In this codelab, we will perform the governance steps manually in the Google Cloud Console. We will explicitly connect the dots between Entries, Aspect Types, Aspects, and Glossaries to give you a solid mental model of how to make your data discoverable, understandable, and trustworthy.
Prerequisites
- A Google Cloud Project with Owner or Editor access.
- Familiarity with the Google Cloud Console.
- Basic gcloud and bq CLI skills in Cloud Shell.
What you'll learn
- The crucial distinction between a Dataplex Entry, Aspect Type, and Aspect.
- How to create a Business Glossary to resolve ambiguity in terminology.
- How to design an Aspect Type to enforce a strict schema for technical metadata (moving beyond "tags").
- How to link a Business Glossary Term to a specific BigQuery column.
- How to attach a structured Aspect to a data asset and validate inputs.
- How to execute precise search queries against this new structured metadata.
What you'll need
- A Google Cloud Account and Google Cloud Project
- A web browser such as Chrome
Key concepts
- Entry: The canonical, abstract representation of a data asset in the catalog. Think of this as the "pointer" or the "noun." When you create a BigQuery table, Dataplex automatically creates an Entry for it. We don't govern the table directly; we govern its Entry.

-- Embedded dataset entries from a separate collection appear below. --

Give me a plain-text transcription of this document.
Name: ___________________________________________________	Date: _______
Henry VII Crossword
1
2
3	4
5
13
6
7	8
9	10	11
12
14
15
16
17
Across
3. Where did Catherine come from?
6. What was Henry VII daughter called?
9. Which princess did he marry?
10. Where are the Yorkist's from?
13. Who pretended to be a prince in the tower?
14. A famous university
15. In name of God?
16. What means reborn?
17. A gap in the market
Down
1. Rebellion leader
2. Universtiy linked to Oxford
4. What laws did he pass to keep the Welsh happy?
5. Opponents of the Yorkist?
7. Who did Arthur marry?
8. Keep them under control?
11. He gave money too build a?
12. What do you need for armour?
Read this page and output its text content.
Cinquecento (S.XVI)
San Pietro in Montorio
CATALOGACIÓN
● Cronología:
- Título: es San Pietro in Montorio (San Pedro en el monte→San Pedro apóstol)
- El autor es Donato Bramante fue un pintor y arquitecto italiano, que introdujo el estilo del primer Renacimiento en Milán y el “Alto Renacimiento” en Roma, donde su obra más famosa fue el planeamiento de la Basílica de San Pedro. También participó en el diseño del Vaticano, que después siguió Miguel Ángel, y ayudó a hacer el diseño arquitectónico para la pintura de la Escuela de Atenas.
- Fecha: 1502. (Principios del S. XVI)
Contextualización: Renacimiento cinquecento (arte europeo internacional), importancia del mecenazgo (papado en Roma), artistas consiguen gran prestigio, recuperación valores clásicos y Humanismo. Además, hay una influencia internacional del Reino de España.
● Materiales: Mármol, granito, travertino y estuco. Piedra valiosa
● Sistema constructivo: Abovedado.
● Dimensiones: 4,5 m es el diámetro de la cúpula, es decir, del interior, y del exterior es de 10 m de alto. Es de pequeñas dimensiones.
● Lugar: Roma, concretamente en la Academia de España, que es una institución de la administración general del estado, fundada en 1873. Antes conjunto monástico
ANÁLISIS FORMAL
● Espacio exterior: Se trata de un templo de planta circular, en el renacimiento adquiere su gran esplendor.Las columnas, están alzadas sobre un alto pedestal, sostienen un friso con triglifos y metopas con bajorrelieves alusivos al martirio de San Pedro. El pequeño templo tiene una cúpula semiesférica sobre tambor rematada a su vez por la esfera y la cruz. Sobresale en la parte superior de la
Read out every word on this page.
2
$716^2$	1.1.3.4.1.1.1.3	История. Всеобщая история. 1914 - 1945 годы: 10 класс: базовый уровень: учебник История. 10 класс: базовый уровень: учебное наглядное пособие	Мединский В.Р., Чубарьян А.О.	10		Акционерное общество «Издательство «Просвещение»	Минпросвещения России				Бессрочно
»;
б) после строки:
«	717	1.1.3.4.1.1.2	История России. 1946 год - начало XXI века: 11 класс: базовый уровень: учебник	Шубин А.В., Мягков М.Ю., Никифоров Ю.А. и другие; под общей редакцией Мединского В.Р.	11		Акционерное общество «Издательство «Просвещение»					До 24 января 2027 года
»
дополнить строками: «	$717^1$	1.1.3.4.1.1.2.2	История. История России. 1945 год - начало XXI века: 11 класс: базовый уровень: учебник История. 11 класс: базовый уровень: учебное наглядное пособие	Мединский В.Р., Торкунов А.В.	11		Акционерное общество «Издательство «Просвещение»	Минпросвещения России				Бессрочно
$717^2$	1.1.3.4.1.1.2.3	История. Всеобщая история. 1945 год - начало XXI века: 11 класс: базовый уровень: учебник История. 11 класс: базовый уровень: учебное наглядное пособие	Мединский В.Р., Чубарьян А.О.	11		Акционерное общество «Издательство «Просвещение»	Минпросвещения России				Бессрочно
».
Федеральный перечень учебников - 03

- Business Glossary: A centralized, versioned dictionary of your organization's business terms. It is the single source of truth. It prevents the "Sales defines GMV differently than Finance" problem.
- Aspect Type: The schema or template for a specific category of metadata. An Aspect Type defines fields, data types (string, enum, datetime, etc.), and constraints (required/optional). It is the contract that ensures metadata consistency.
- Aspect: A specific piece of metadata attached to an Entry that follows the structure defined by Aspect Type. It contains the actual data fulfilling the Aspect Type's schema.
2. Setup and requirements
Start Cloud Shell
While Google Cloud can be operated remotely from your laptop, in this codelab you will be using Google Cloud Shell, a command line environment running in the Cloud.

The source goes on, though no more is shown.